By Yves Engler
Progressive on-line commentary about the April 23 van attack in Toronto has focused on the influence of “toxic masculinity.” The analyses should be expanded to include the alleged perpetrator’s ties to a powerful patriarchal institution that is Canada’s biggest purveyor of violence.
Early reports suggest alleged mass murderer Alek Minassian may have targeted women and been motivated by sexism. Before carrying out his horrific attack he posted on Facebook about the “Incel Rebellion,” a community of “involuntarily celibate” men who hate women and praised misogynistic U.S. mass murderer Elliot Rodger.
Minassian reportedly wrote: “Private (Recruit) Minassian Infantry 00010, wishing to speak to Sgt 4chan please. C23249161. The Incel Rebellion has already begun! We will overthrow all the Chads and Stacys! All hail the Supreme Gentleman Elliot Rodger!”
It should surprise no one that alongside his call for an “Incel Rebellion” the misogynist Minassian cited his (short) military service. Last fall he joined the Canadian Forces (CF), which has 100,000 active members and 300,000 retired members. A 2015 investigation led by former Supreme Court Justice Marie Deschamps found a “culture of misogyny” in the CF “hostile to women and LGTBQ members.” While women now represent 15 per cent of military personnel, the Deschamps report concluded that “the overall perception is that a ‘boy’s club’ culture still prevails in the armed forces.”
A 1992 Department of National Defence survey found that 26.2 per cent of female CF respondents were sexually harassed in the previous 12 months. Subsequent investigations have shown steady improvements, but 27.3 per cent of women in 2016 still reported having been victims of sexual assault at least once since joining the CF. The Deschamps review found that there is an undeniable problem of sexual harassment and sexual assault in the [Canadian Armed Forces].” In 2017 plaintiffs in five separate cities united to sue over sexual assault, harassment and gender-based discrimination in the CF.

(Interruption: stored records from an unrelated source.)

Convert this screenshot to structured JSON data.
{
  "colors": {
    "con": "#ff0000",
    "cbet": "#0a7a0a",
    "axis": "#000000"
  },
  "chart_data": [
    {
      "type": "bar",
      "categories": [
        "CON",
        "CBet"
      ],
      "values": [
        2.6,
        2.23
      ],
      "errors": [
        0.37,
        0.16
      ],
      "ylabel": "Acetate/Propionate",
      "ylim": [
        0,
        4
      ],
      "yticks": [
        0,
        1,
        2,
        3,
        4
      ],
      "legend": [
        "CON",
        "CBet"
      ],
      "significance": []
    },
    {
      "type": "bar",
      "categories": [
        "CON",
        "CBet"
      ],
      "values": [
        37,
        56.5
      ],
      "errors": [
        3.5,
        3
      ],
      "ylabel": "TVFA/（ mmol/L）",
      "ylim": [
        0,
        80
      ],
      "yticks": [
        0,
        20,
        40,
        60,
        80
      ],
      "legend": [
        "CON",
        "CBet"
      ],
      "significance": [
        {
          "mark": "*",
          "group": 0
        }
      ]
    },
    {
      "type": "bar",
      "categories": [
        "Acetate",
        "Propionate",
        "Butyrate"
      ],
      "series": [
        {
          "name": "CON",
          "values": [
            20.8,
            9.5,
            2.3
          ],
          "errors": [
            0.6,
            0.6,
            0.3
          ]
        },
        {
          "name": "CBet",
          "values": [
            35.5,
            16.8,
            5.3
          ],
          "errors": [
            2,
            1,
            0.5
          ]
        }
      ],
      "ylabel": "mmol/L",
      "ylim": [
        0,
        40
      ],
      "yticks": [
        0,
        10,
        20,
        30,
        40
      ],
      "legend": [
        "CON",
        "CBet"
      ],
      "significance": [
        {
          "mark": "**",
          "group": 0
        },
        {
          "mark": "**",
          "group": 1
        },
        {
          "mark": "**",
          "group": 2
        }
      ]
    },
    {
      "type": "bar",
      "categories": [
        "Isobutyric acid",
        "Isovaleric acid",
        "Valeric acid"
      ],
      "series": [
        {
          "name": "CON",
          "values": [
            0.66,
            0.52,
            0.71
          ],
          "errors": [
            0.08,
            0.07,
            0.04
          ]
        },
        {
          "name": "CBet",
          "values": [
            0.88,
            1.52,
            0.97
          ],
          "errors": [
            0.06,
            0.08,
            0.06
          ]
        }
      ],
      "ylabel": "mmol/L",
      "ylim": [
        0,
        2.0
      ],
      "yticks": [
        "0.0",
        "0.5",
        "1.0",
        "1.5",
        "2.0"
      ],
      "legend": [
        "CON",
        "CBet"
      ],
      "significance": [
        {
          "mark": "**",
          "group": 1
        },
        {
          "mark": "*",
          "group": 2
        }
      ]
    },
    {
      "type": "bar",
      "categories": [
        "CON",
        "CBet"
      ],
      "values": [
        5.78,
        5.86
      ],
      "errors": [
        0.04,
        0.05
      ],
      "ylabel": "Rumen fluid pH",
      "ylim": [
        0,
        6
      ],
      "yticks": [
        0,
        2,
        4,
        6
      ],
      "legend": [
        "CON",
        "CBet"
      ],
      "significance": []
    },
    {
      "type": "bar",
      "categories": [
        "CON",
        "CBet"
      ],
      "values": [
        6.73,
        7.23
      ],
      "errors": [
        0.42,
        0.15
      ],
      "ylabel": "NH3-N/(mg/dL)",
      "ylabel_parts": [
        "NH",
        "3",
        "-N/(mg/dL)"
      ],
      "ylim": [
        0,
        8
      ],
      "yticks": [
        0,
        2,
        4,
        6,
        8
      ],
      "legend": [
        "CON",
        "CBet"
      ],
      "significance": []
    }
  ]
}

When Nichola Goddard became the first female CF member to die in Afghanistan it came to light that she wrote her husband about sexual violence on the base. Goddard wrote about “the tension of living in a fortress where men outnumbered women 10 to one” and “there were six rapes in the camp last week, so we have to work out an escort at night.” But, the CF only admits to investigating five reports of sexual harassment or assault in Afghanistan between 2004 and 2010. Valerie Fortney, author of “Sunray: The Death and Life of Captain Nichola Goddard,“ said she “hit a brick wall” when seeking to investigate sexual harassment in Afghanistan.
Male veterans have repeatedly engaged in gender-based violence. Last year Lionel Desmond killed his wife, daughter, mother and himself while Robert Giblin stabbed andthrew his pregnant wife off a building before killing himself in 2015.
After the worst incident of patriarchal violence in Canadian history, members of the elite Airborne Regiment reportedly held a celebratory dinner to honour Marc Lepine. In 1989 Lepine massacred 14 women at the Université de Montréal while shouting, “you’re all a bunch of feminists, and I hate feminists!”
Not only is the CF a patriarchal social force, it is the country’s greatest purveyor of violence. The Canadian military spends hundreds of millions of dollars a year promoting militarism and during the past quarter century it has fought wars of aggression in Libya, Afghanistan, Yugoslavia, and Iraq (not to mention helping to overthrow an elected government in Haiti and engaging in gunboat diplomacy in a number of locations).
To a large extent the CF is the institutional embodiment of toxic masculinity, and therefore it’s not surprising that Minassian was drawn to it. His connection to an organization that receives over $20 billion a year in public funds while upholding patriarchy and promoting violence ought to be part of the discussion of this horrible act.